The cleaning machine according to claim 1, wherein, when the voltage of the battery (40) is decreased down to the second voltage, the rotating speed of the electric motor (31) is decreased.
The cleaning machine according to claim 2, wherein, when the voltage of the battery (40) is decreased down to the second voltage, an applied voltage of the electric motor (31) is decreased.
The cleaning machine according to claim 1, wherein the largest discharging pressure of the cleaning liquid in the electricity saving mode is set to be equal to or lower than 80% of the largest discharging pressure of the cleaning liquid in the normal mode.
The cleaning machine according to claim 1, wherein the cleaning machine has an operating part (5, 6) which is operated by an operator, and
the rotating speed of the electric motor (31) is changed in accordance with an operated degree of the operating part (5, 6), and the discharging pressure of the cleaning liquid is increased/decreased within a range equal to or lower than the largest discharging pressure of the cleaning liquid in each of the control modes.
The cleaning machine according to claim 5, wherein the operating part (5) is provided in the main body (1), or
wherein the operating part (5) is provided in the cleaning gun (2).

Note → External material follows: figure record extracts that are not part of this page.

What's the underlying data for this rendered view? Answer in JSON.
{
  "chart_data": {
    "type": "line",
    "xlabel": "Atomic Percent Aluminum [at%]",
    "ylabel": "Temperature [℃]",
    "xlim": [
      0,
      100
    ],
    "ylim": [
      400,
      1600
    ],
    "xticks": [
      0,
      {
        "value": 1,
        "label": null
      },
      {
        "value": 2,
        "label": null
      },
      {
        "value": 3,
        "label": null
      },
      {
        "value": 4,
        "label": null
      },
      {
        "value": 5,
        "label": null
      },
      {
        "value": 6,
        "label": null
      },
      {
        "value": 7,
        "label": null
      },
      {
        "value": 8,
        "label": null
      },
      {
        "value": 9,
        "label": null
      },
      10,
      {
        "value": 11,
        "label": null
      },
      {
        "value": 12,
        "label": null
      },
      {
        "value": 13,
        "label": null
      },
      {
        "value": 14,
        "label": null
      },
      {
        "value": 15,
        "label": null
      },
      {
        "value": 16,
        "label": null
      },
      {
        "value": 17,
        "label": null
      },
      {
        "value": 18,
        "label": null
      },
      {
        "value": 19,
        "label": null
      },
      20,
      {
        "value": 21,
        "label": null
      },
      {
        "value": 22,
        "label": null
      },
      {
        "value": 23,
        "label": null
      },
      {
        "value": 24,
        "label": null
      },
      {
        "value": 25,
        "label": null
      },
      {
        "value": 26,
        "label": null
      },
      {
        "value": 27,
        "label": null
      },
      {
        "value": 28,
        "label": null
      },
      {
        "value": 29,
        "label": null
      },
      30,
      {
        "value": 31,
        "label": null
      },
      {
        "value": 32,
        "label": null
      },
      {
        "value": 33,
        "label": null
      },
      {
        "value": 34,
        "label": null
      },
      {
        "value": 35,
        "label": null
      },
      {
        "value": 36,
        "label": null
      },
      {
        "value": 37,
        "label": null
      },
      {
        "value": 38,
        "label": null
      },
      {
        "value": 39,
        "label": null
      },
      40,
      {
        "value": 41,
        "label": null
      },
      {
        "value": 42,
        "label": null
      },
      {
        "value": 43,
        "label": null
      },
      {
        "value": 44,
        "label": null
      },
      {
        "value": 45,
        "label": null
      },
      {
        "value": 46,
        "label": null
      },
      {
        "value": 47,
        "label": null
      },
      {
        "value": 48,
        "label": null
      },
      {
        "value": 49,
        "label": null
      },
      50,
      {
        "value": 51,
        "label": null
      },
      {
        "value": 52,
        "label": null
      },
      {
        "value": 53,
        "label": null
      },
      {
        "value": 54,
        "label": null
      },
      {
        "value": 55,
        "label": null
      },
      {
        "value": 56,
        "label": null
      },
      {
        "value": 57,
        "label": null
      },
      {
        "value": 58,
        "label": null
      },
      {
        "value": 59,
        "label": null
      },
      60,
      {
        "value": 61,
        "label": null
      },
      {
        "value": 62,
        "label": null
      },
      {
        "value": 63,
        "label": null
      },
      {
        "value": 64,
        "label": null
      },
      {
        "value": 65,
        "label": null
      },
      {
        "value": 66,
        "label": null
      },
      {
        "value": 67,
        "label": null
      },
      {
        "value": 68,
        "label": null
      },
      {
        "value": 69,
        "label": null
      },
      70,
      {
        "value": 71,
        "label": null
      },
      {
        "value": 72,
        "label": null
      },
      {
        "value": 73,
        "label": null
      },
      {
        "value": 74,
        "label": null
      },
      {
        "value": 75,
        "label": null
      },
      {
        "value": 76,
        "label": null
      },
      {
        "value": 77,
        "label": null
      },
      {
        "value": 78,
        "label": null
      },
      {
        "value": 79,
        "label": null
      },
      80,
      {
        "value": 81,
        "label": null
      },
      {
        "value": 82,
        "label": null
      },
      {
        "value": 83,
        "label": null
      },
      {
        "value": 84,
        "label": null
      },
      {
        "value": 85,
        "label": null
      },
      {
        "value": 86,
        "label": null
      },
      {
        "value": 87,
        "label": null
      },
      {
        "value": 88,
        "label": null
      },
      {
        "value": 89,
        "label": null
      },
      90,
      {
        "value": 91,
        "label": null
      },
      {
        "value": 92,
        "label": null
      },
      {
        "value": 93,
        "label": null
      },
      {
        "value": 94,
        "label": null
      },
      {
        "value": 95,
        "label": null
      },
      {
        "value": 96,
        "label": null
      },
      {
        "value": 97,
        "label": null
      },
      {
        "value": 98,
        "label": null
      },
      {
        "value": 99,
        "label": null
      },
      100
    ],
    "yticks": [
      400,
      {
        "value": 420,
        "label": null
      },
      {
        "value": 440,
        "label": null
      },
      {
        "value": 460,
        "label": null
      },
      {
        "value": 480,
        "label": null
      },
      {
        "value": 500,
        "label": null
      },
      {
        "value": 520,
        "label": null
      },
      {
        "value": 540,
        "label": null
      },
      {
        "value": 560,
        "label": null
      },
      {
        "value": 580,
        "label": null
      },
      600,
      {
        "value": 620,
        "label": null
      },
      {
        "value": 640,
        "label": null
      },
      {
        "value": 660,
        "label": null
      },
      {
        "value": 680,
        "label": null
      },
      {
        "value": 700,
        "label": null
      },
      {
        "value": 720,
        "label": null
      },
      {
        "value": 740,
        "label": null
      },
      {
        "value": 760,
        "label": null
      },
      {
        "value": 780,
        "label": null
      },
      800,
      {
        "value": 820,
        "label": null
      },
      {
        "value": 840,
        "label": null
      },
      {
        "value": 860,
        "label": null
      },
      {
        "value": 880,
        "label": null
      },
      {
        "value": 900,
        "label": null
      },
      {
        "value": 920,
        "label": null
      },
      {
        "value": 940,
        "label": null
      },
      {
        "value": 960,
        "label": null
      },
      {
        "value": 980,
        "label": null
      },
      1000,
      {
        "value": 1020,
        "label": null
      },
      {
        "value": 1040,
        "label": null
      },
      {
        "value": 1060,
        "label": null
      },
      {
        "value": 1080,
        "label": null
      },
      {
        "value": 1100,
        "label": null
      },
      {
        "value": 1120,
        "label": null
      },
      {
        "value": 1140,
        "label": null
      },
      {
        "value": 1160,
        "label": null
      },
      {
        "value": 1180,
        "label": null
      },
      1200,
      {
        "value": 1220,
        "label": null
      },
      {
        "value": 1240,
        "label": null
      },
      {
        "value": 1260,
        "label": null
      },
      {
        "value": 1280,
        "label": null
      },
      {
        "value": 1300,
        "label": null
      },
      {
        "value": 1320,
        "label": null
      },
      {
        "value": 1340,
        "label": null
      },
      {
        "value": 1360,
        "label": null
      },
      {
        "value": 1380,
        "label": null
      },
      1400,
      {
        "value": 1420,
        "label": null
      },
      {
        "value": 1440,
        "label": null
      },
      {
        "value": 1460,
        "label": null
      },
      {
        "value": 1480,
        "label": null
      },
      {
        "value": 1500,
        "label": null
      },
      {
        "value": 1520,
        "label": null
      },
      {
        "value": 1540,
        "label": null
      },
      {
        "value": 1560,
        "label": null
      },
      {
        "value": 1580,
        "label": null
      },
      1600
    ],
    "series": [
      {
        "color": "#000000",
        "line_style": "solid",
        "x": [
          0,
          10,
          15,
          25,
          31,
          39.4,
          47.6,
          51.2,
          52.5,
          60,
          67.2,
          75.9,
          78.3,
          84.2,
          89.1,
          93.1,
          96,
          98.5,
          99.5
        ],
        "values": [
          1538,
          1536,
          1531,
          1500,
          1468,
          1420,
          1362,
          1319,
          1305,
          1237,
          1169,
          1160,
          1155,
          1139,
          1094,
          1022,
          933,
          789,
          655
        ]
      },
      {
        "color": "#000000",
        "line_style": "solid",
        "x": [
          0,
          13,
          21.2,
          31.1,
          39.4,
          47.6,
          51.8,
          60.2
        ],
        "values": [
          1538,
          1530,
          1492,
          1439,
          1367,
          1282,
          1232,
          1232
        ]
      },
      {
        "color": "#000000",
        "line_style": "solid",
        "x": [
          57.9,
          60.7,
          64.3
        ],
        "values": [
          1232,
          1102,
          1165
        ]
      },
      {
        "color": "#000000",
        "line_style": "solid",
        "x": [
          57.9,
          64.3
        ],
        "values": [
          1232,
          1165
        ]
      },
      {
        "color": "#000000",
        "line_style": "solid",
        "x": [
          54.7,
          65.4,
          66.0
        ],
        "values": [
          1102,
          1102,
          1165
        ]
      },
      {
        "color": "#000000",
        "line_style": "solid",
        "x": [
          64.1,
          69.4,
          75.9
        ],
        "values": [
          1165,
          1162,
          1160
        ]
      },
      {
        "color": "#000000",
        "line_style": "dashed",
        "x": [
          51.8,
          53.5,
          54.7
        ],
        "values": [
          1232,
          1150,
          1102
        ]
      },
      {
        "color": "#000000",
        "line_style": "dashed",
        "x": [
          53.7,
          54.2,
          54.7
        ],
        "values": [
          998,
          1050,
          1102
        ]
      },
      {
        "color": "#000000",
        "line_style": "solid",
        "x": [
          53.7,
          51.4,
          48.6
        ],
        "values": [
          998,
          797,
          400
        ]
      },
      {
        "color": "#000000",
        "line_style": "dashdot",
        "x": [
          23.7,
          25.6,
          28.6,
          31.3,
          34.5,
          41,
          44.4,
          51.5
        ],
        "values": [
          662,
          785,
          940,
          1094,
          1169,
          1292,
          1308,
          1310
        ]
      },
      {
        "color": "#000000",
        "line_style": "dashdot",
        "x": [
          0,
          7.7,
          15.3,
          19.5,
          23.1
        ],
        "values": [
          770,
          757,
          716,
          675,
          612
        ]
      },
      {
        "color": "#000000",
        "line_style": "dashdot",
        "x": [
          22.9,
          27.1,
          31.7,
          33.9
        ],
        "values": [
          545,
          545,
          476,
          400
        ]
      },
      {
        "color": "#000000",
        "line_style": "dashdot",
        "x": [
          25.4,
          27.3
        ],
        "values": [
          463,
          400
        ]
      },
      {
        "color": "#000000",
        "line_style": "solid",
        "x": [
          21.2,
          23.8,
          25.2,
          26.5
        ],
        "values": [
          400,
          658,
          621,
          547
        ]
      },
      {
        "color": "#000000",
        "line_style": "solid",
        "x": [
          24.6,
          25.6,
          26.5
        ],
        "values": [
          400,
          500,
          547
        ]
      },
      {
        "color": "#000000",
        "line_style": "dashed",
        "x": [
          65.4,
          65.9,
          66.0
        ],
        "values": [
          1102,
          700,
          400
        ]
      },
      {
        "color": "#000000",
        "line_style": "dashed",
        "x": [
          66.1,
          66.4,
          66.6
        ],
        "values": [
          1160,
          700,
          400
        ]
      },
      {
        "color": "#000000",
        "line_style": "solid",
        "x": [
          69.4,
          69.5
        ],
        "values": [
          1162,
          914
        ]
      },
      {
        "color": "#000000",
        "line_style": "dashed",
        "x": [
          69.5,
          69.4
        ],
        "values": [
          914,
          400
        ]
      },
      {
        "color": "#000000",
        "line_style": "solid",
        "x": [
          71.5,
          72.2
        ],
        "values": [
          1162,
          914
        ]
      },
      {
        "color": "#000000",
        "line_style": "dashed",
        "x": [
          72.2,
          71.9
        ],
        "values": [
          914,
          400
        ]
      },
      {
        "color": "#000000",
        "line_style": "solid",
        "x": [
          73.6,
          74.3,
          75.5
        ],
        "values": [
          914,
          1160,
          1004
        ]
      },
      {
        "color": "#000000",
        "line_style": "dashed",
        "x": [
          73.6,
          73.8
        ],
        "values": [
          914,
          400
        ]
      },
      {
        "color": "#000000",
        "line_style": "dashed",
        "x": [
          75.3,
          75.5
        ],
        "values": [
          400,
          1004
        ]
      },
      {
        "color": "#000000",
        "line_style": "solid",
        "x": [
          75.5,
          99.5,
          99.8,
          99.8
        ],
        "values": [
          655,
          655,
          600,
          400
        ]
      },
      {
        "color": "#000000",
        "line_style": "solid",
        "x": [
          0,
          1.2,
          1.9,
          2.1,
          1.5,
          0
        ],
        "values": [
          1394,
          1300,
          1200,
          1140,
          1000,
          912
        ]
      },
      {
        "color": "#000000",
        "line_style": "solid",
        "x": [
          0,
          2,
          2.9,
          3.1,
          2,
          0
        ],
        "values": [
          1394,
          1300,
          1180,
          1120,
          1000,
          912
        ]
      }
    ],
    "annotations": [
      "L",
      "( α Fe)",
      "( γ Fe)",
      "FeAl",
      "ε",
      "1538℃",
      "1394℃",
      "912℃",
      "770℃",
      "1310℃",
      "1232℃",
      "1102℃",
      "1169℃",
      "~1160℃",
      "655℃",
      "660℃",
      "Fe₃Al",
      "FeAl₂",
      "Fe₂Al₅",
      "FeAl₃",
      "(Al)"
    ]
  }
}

The cleaning machine according to claim 1, wherein the cleaning machine has a determining part which is adapted to determine a type of the battery (40), and
the control mode for activating the electric motor (31) is selected in accordance with the type of the battery (40) determined by the determining part.
The cleaning machine according to claim 1, wherein the battery (40) is a secondary battery (40).
The cleaning machine according to claim 1, wherein the cleaning machine has a display part (17) which is adapted to inform that the voltage of the battery (40) is decreased down to the second voltage or lower.
The cleaning machine according to claim 1, wherein the control part (63) is adapted to stop the electric motor (31) when the voltage of the battery (40) reaches the first voltage.